After the Second World War, the Soviet Union was in a dual position. On the one hand, a third of the country lay in ruins, on the other – the countries of Eastern and Central Europe entered the field of foreign policy of the USSR. Communists came to power in Asia, Africa, and Latin America.
At that time, new states appeared on the world map, which in a bipolar world had to decide very quickly whether to be with the USSR or with the USA.
The Soviet Union provided support to developing countries by sending raw materials, machines, technologies, specialists, etc. Soviet aid was by no means a one-way road. In exchange for loans, equipment and weapons, we received raw materials and various goods.

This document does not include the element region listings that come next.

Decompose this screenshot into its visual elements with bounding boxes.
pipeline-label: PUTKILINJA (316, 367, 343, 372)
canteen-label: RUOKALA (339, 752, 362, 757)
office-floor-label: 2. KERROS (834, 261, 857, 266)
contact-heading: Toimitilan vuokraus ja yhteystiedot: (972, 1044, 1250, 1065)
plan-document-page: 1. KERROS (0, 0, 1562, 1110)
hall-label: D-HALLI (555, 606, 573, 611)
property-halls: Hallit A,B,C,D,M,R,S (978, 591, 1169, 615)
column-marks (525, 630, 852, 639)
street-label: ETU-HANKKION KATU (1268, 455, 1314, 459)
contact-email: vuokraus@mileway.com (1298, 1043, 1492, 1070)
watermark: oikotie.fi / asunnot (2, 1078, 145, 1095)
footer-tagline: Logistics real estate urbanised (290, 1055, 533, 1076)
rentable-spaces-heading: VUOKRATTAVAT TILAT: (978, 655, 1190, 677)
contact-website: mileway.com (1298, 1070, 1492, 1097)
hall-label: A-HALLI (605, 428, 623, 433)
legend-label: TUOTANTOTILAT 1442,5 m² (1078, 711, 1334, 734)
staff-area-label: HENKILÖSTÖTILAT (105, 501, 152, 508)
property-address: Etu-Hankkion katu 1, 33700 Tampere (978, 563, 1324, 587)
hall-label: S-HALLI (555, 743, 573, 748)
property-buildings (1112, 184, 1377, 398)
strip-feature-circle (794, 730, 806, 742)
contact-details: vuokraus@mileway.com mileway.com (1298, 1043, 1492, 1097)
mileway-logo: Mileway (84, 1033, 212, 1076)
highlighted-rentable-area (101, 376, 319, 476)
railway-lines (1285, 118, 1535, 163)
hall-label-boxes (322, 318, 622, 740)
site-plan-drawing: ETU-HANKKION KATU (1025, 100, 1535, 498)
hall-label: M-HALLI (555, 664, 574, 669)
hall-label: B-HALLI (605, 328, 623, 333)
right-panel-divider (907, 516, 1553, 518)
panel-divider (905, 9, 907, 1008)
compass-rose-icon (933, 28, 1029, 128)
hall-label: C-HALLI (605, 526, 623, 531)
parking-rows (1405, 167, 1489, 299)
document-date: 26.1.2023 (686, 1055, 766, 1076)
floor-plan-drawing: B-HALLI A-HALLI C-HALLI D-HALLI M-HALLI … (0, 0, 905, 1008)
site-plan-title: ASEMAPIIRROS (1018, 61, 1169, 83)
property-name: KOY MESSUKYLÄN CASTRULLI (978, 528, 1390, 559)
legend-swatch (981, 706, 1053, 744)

For example, natural rubber, bauxite, rolled ferrous metals, cotton, wool, leather raw materials, tea, cocoa beans, fabrics, sugar. For example, Guinea, a country with 2/3 of the world's bauxite reserves, ranks first in the world in its reserves and second in its exports. Before Perestroika, 30% of the USSR's aluminum needs were met at the expense of Guinean raw materials.
One of the most important points of Soviet supplies, and one of the main reasons for the debt of developing countries, was our weapons
The products of Tyumen manufacturers were also supplied to socialist countries – pills went to Cuba, Sitnik condensed milk to the GDR.